A college student stumbled upon an uncommon new species of mushroom, dubbed the “white phantom,” while walking in the woods of South Africa.
The biology student, Breyten Van der Merwe, then took a sample of the foreign fungi and notified a mycology professor at Stellenbosch University, located about 30 miles east of Cape Town, according to an April 24 news release from the school.
Through DNA sequencing, it was determined that the mushroom was indeed a new species and only the second in its genus, Hericium, discovered in Africa, according to a study published in March in the journal Mycology.
Members of the Hericium genus are extremely sought-after due to their “exceptional medicinal and health-promoting qualities,” researchers said. One of the species, Hericium erinaceus, known as the Lion’s Mane mushroom, has been used in traditional Chinese medicine for centuries.

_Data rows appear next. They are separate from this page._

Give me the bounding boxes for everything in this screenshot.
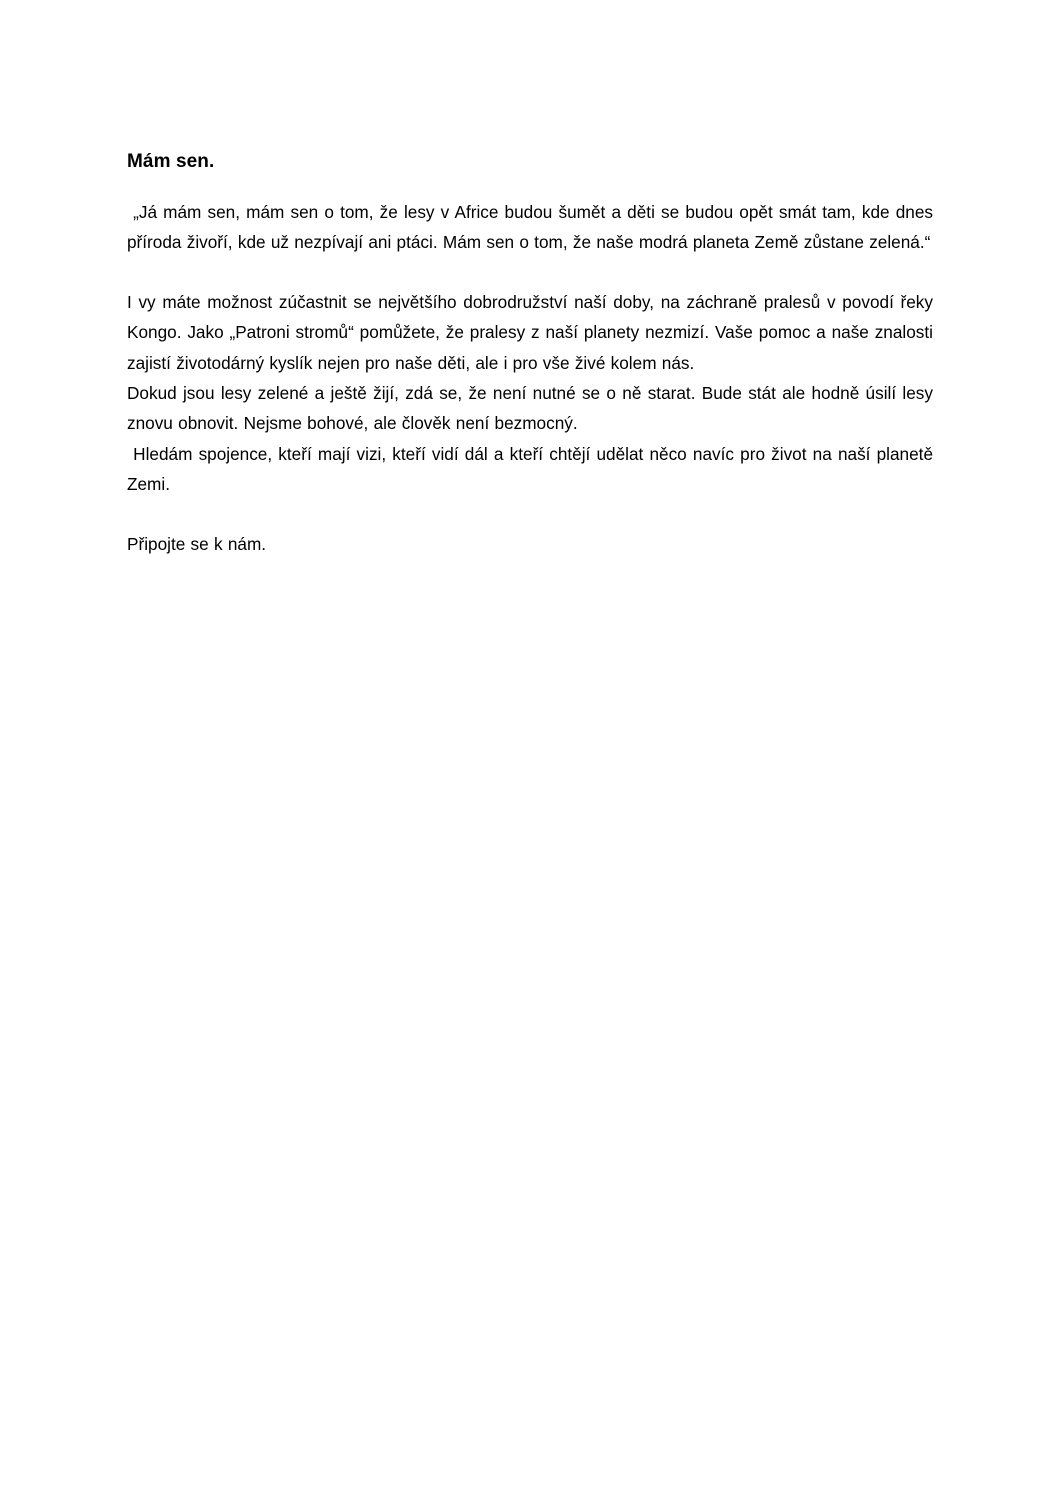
allies-paragraph: Hledám spojence, kteří mají vizi, kteří vidí dál a kteří chtějí udělat něco navíc pro život na naší planetě Zemi. [127,443,939,495]
document-body [127,148,939,559]
invitation-paragraph: I vy máte možnost zúčastnit se největšího dobrodružství naší doby, na záchraně pralesů v povodí řeky Kongo. Jako „Patroni stromů“ pomůžete, že pralesy z naší planety nezmizí. Vaše pomoc a naše znalosti zajistí životodárný kyslík nejen pro naše děti, ale i pro vše živé kolem nás. [127,291,933,373]
document-title: Mám sen. [127,151,215,172]
quote-paragraph: „Já mám sen, mám sen o tom, že lesy v Africe budou šumět a děti se budou opět smát tam, kde dnes příroda živoří, kde už nezpívají ani ptáci. Mám sen o tom, že naše modrá planeta Země zůstane zelená.“ [127,202,939,253]
forest-paragraph: Dokud jsou lesy zelené a ještě žijí, zdá se, že není nutné se o ně starat. Bude stát ale hodně úsilí lesy znovu obnovit. Nejsme bohové, ale člověk není bezmocný. [127,383,933,434]
join-us-paragraph: Připojte se k nám. [127,533,267,554]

“Several unique medicinal compounds have been described from Hericium species, and these compounds have been used in studies as treatments for everything from neuropsychiatric disorders like depression, to cancer, and even anti-aging treatments,” Van der Merwe told McClatchy News.
The newfound species appears to have a “unique ecology” in that it has only been found clinging to four kinds of hardwood trees, including Cape holly and Cape beech, in the Knysna-Amatole forests, Van der Merwe said.
It was given the name Hericium ophelieae in a nod to a French poem about the death of Ophelia, a character in Shakespeare’s “Hamlet.”
The poem includes the phrases “long veils,” “beautiful as snow,” and “white phantom,” which seemed to describe the drooping, milk-colored mushroom, researchers said.
Researchers did not say whether the mushroom brings those who consume it the same fate as Shakespeare’s ill-fated Ophelia, though they noted they are still investigating the compounds found within the new species.
“Mycology as a discipline is still underdeveloped in Africa and southern Africa,” van der Merwe said in the release. “This finding certainly highlights the need for further research into the fungal diversity of the Afrotemperate forests of South Africa.”
South Africa is considered a hotspot for mushroom and plant diversity, and there are likely many novel species waiting to be identified, researchers said.
The Knysna-Amatole forests cover parts of coastal and inland South Africa and are recovering from past timber harvesting operations, according to One Earth, a nonprofit.